Vera later confirmed that she had been learning music, ‘as far back as she can remember’. Her family were serious academics, music and literature their main pastime. At twelve Vera had already joined the Arturo Toscanini’s orchestra. She became Alfred Korto's pupil in Paris and shared her teacher's affection for Chopin and Debussy music. Vera graduated from Korto's class and entered the Vienna Academy of Music where she enlarged her ever growing repertoire. From then on was besotted by Bach, Mozart and Beethoven. Ludwig van Beethoven's portrait forever stood on her piano.
In Paris she married a soviet trade mission official and in 1938 the couple immigrated to the Soviet Union. Her welcome was totally in accordance with the macabre fame this year has left in the history of our country. Thanks to her famous friend soviet pianist Maria Veniaminovna Yudina, she managed to confirm her status as a performer and started working in the State Filarmonia of Leningrad.
However due to the powers in charge her husband was arrested, shortly followed by her own sentencing for 13 years in Stalin's gulag. Innocent she spent her term in Sahalinlag and Severurallag.

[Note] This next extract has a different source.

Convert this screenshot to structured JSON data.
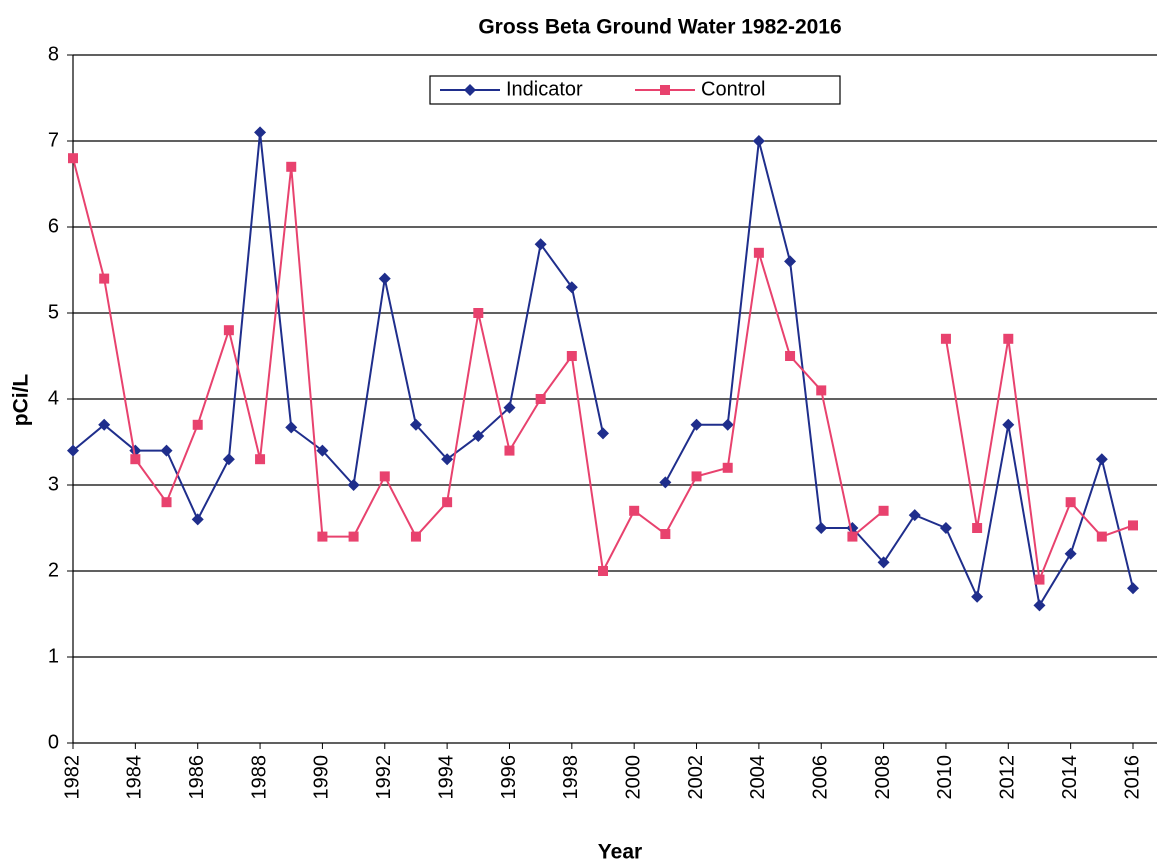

All these long years the keyboard cut out of a plank from her bed with a kitchen knife was her only musical instrument. Vera played this silent piano during her rare free moments. She held these extraordinary concerts for the other female prisoners who were shocked by her devotion to music They were mesmerised by her fingers playing the most unusual musical instrument of XX century. Fingers tortured by the hard work of the Gulags.
After her release from the camp she worked as a leading pianist in Nizhnii musical theatre. It was in this theatre where the famous Russian film director Vladimir Motyl staged his first projects.
Later she lived in Barnaul. In mid seventies of the last century on invitation by the president of the Siberian branch of Soviet Academy of Science she moved to Novosibirsk and became a soloist of the Novosibirsk state philharmonic society.
Vera Lotar-Shevchenko became an active performer. She played in Moscow, Leningrad, Novosibirsk, Odessa, Omsk, Sverdlovsk. She worked incredibly hard, performing her favorites — Bach, Beethoven, Chopin and Debussy. Her real triumph came from her performances of all Sonatas and Concertos N°5 of L.v.Beethoven with the orchestra of the Novosibirsk state philharmonic society conducted by Vassilii Sinaisky.
Although she had a chance to return to France she always rejected: ‘It would be treachery to the memory of those russian women who helped me during that infernal term in prison.’
She is buried in the Southern cemetery of Novosibirsk. Vera's own words are on her gravestone read: ‘Blessed is life with the music of Bach.’